The staged toppling of Saddam’s statue was accepted as fact as was the Jessica Lynch fable. The media also accepted without much public outcry the government’s lame excuse for refusing to permit photographs of returning coffins of American dead. (To its credit, the New York Times regularly prints their names.) The vast number of Iraqi civilians killed during the war is rarely if ever mentioned. Then, too, the managed concept of “embedded” war correspondents was and remains a way to eliminate independent news reporting from the front. “I was able to find only two instances of embedded correspondents who reported critically on the behavior of U.S. troops they were embedded with and which went against the official account of what had occurred,” says Knightley.

It wasn’t until the occupation turned sour that American journalists and columnists-–but to far lesser degree, TV and cable-—felt brave enough to examine more honestly what was being done in their country’s name. Still, as Michael Massing astutely reported in the New York Review of Books, what had preceded it was too often a shameful period of bad reporting, chauvinism and conformism.

The Vietnam War policy of allowing correspondents and photographers to wander freely during the fighting and report and catch on camera what they saw and not what they were told to say, rightly notes Knightley, “was an aberration. The freedom given to correspondents there to go anywhere, see everything, and write what they liked, is not going to be given again.”

The era of war correspondent as hero is over, predicts Knightley.
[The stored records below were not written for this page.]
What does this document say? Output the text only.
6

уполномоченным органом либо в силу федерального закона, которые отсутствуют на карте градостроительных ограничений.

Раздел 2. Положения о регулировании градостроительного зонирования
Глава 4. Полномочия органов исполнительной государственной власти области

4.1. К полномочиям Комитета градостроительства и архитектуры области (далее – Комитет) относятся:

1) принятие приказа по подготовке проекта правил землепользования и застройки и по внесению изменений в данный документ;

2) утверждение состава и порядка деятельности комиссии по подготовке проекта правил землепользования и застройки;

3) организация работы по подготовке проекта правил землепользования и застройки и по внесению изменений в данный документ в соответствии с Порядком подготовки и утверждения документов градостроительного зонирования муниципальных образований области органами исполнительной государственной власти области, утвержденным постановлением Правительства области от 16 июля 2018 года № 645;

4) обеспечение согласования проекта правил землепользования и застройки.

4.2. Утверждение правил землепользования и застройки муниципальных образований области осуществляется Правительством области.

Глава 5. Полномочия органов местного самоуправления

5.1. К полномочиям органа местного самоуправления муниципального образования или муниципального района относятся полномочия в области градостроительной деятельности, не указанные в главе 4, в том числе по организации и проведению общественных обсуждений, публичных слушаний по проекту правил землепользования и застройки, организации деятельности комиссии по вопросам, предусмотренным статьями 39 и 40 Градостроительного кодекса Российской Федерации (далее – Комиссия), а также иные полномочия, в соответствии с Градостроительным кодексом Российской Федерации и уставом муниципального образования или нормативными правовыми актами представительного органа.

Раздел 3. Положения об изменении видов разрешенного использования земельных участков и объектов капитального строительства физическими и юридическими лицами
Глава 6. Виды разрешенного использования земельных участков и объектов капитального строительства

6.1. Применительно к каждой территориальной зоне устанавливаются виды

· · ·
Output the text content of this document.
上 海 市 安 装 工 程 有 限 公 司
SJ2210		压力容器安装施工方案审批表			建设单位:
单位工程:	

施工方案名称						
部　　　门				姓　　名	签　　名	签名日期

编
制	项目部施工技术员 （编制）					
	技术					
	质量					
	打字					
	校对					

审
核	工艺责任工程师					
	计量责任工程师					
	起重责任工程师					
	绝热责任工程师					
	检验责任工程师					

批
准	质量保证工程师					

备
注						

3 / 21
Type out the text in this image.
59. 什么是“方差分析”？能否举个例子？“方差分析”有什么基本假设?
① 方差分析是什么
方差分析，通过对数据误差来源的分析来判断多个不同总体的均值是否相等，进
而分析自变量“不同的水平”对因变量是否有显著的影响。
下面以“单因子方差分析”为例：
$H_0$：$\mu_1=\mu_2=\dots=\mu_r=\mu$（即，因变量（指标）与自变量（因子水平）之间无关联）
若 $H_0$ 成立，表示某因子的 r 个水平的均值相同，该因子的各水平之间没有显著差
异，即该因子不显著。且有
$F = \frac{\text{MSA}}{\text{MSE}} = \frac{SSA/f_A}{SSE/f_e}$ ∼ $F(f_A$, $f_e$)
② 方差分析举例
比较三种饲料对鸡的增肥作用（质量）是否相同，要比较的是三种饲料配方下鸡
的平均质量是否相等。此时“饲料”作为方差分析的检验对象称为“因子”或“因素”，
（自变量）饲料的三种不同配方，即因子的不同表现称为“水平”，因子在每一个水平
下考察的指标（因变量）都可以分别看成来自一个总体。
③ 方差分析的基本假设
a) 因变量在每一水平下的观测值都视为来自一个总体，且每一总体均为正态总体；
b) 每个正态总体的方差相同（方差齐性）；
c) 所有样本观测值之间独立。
In the future, their editors and publishers will have to decide if they are to serve as cheerleaders and "mythmakers" subservient to an all-powerful state. 0r, perhaps we’ll have to rely more on the Internet and bloggers, however flawed some may be, as they dig out facts the government wishes to conceal and which may help the rest of us recognize sophisticated efforts to manipulate public opinion. It won’t be easy.